While I was in Guam I took some time to go through my pile of notes, and I would like to pass some of that information on to you.

First off, congratulations to the superb top talent Steven Haynes on the recent publication of his new Book-DVD, “Walking Can Make Your Dreams Come True.” Steve is a singer, dancer, and all around entertainer. He has been involved in the production of the Miss Universe Japan contests for years and he has used his vast experience in this book on how women can achieve their fullest potential through fashion, manners, and yes, walking!

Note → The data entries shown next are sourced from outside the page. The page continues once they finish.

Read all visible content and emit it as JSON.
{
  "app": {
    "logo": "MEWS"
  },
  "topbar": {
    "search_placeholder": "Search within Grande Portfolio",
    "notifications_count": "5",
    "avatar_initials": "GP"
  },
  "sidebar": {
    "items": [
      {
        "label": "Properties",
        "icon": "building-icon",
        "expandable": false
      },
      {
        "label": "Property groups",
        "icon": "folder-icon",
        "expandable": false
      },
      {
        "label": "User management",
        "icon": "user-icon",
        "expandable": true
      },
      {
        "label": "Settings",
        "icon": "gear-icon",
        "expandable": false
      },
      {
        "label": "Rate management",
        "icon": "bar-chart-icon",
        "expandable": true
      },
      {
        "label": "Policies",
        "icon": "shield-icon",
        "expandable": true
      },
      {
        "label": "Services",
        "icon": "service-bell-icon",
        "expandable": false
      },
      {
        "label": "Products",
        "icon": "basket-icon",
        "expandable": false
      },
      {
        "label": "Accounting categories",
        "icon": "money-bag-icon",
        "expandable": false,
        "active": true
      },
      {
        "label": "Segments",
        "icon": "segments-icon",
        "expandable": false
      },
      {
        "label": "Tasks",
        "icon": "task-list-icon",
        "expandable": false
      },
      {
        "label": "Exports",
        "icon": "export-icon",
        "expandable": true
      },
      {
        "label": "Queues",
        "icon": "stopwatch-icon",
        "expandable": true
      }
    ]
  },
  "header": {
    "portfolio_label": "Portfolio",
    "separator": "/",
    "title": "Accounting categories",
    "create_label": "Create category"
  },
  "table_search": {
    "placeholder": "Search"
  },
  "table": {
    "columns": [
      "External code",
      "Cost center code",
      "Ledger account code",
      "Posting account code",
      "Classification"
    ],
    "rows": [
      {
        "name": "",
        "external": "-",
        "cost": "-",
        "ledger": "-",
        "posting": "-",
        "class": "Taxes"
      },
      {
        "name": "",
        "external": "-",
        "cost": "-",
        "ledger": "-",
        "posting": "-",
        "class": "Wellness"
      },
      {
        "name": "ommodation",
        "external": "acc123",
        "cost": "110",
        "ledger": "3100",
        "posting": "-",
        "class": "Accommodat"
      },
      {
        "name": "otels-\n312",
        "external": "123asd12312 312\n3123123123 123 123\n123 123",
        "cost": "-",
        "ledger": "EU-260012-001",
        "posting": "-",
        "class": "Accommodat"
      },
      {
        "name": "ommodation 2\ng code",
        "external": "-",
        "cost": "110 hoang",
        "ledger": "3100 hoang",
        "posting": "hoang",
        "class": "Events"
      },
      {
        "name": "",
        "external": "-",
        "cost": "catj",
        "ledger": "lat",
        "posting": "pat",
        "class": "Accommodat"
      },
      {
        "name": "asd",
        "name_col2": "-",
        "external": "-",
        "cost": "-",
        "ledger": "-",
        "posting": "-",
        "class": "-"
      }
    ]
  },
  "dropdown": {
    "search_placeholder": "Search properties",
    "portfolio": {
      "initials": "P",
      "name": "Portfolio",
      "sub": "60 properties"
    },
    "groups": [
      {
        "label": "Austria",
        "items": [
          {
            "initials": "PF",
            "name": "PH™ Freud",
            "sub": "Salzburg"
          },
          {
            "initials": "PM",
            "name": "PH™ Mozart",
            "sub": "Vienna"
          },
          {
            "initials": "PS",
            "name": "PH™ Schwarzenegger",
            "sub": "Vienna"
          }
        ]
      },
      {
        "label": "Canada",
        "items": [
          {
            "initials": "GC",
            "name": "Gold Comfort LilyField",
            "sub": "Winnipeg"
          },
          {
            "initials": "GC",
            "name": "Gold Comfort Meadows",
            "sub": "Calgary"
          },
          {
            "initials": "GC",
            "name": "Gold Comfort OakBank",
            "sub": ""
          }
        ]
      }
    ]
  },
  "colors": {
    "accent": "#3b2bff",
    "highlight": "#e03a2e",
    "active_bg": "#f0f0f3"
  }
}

We all know Roppongi has changed and in many ways not for the best. A few weeks ago, a couple of foreign gangs almost had a turf war with one another on one of Roppongi’s busiest corners. Some of these men were running around wielding knives (which are obviously illegal and could have easily hurt or even killed someone). Their altercation had other effects; beautiful pottery and Japanese trees and plants in front of the local businesses were destroyed. The police did show up and took several away, but it is difficult to understand why they are allowed to stay here. If they had acted like that in their own country I am sure that they would not have gotten away with it as easily as they did here. This may be a good time for the Ministry of Justice to start sentencing those who break the law to serve sentences of community service in the Tohoku region, it may teach them to respect the law of the country. They should remember that they are guests and that they must respect the Japanese people.

Speaking of Roppongi, I want to tell a positive story: Some entrepreneur friends of mine—hard working brothers—Dike and Rafel Echee from Nigeria, have really done well in the food business there. A few years ago they started out with a small truck roasting chickens. Inconsistent laws and harassment made it difficult to do business, so they opened a small restaurant called “Chicken Man”. They have an excellent menu of all kinds of innovative and really delicious chicken based dishes and are now doing really well. Their restaurant comes highly recommended: it was a favorite of former US Ambassador Howard Baker and his wife Nancy.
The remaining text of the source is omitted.